回避策の検討
あたしにはよく意味が分かんなかったけど、多分聡がバカなこと言ったんだと思うの。呆れたみたいに聡の顔をじっと見たあと、雅人おにーさんの肩ががっくりと落ちた。
「ちょ、何その残念そうな目!軽く傷つくんだけど」
「いや、まあ、なんつうか……ところで神主さん」
「流された!」
「いや、マジで大事な話だから。神主さん、今の話だと真面目な話結構危ない感じなんですか?」
「そうですね、割と。霊気というものは例えると……そうですね、電気みたいなものなんです」
「電気?」
「そう、チャージしても放っておくと減ってきちゃうから、定期的に充電が必要です」
「はあ……」
なんだか難しくってあたしにはよく分かんない。雅人おにーさんも分かんないのか、微妙な顔であいまいに頷いていた。
「さくらちゃんみたいに充電してくれる人が傍にいたり、死を悼んで供養してもらったり、土地の力が強くてふんだんに霊気を取り込める場合は問題ないんですが、普通は日に日に霊気が薄まって存在があやふやになっていきます」
あ、うんうん、この前言ってた消えちゃうってことでしょう?
「強い思いがあって消えたくない霊達は少々のリスクがあっても襲ってきますからね、雅人くんくらいの半端な霊力だとかなり標的としてもってこいなんですよね」
な、なんですって……⁉
酷い!あの黒いヤツを倒せってあんたと白龍が言ったんじゃないの!それなのにいざ倒してみたら霊力があがってもっと危険になっちゃうなんて、そんなの酷い!
酷すぎるよ……!
「わっ! さくら⁉」
あんまり頭にきてカンヌシさんに吠えかかったら、白龍にデコピンされて、盛大に後ろにふっとばされてしまった。うう……めっちゃ痛い。
「白龍さま、それくらいにしてやってください。さくらちゃん、それでね、いい案があるんだよ」
「えっ⁉ 白龍さま⁉ 白龍さま、そこに居んの? スゲえ! めっちゃ見たい!」
「……百年早いそうですよ。見たかったら聡くんのお婆ちゃんくらい霊力上げないと無理でしょうね」
「え、婆ちゃん?」
「ええ、百合香さんです。その件はお家に帰ってから百合香さんに聞いてください。まずは雅人くんとさくらちゃんをなんとかしないとね」
そーよ!聡のばか! 聡のばーちゃんの事なんて今はどうでもいいんだってば!
「それで、今の状況に対する対処方法なんですが、2つあります」
「教えてください」
雅人おにーさんもすっごく真剣な顔。おにーさんを守れるなら、あたしなんだってすっごく頑張れるよ!なんだってどーんと来いなんだから。

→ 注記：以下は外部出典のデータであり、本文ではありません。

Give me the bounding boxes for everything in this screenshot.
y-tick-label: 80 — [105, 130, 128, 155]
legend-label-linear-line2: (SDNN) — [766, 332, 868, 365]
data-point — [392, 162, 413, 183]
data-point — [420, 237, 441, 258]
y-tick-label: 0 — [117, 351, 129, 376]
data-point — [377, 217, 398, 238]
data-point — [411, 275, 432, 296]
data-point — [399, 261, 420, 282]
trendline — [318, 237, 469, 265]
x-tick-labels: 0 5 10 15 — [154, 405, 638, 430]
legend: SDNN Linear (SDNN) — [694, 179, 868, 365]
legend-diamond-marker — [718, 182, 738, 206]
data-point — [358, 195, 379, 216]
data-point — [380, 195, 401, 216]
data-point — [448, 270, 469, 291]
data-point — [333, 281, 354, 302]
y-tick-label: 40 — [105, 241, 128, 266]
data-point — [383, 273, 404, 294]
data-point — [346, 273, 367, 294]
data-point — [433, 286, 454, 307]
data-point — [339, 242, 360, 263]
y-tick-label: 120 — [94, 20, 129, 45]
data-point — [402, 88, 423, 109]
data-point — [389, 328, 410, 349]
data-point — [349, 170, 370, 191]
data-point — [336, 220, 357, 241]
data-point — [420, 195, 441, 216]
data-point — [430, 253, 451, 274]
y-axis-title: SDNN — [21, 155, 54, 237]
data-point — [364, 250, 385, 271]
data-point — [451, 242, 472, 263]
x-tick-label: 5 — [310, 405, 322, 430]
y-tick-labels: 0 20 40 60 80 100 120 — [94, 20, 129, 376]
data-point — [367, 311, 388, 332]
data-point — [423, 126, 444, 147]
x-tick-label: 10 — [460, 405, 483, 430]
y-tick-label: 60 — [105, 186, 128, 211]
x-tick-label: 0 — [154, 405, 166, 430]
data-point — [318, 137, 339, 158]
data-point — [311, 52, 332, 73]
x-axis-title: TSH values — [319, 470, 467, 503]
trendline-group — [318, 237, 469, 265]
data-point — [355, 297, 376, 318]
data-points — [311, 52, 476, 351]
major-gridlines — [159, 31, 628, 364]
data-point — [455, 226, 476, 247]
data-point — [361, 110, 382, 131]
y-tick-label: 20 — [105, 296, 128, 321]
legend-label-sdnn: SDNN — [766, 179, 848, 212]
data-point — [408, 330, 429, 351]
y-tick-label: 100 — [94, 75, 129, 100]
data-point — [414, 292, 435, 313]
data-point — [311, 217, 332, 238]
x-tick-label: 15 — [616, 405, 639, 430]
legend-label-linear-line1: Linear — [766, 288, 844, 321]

「では……まず1つ目、雅人くんのあがった分の霊力をさくらちゃんに移植する方法です。これなら雅人くんの霊力は下がりますから、雅人くん自体が狙われる可能性は激減します」
「え、じゃあ、さくらは?」
「一時的に狙われやすくなるでしょうが……あなたからの霊力供給が少ないわけですから、徐々にさくらちゃんの霊力もさがって、絡まれもしないレベルになるでしょう。雅人くんがこの先平和に生きていくならこれが一番です」
雅人おにーさんが危険な目にあわないなら、あたしがちょっと危なくなるのなんて平気だよ?それに雅人おにーさんの霊力を貰えるなら、あたしその時は強くなるんでしょ?なにが来たって返り討ちにしてやるんだから。
そう思ったのに。
「この場合、さくらちゃんはうちの神社で引き取る方がいいでしょうね。霊力供給が少ないと霊はひもじいものですし、下手を打てば存在が消滅してしまいます。でも一緒にいる以上は霊力が高いとさくらちゃんの霊力を悪鬼が狙って来た時に問答無用で巻き込まれますから」
え? どういうこと?
あたし、雅人おにーさんと一緒に居れないの?
「さくらちゃんは充分に恩返ししたでしょう? これからは雅人くんの傍にいる方が彼を危険にしてしまう。うちにおいで、時々雅人くんにお参りにきて貰えば寂しくないでしょう?」
そんな……!
消えちゃうのも、お腹すくのも嫌だけど、雅人おにーさんの傍に居れないなんて……そんなの、嫌だよぅ……。
でも、傍に居る方が雅人おにーさんが怖い目に合うかも知れないなんて。すっかり悲しくなってしまって、あたしは地面にちんまりと身を伏せた。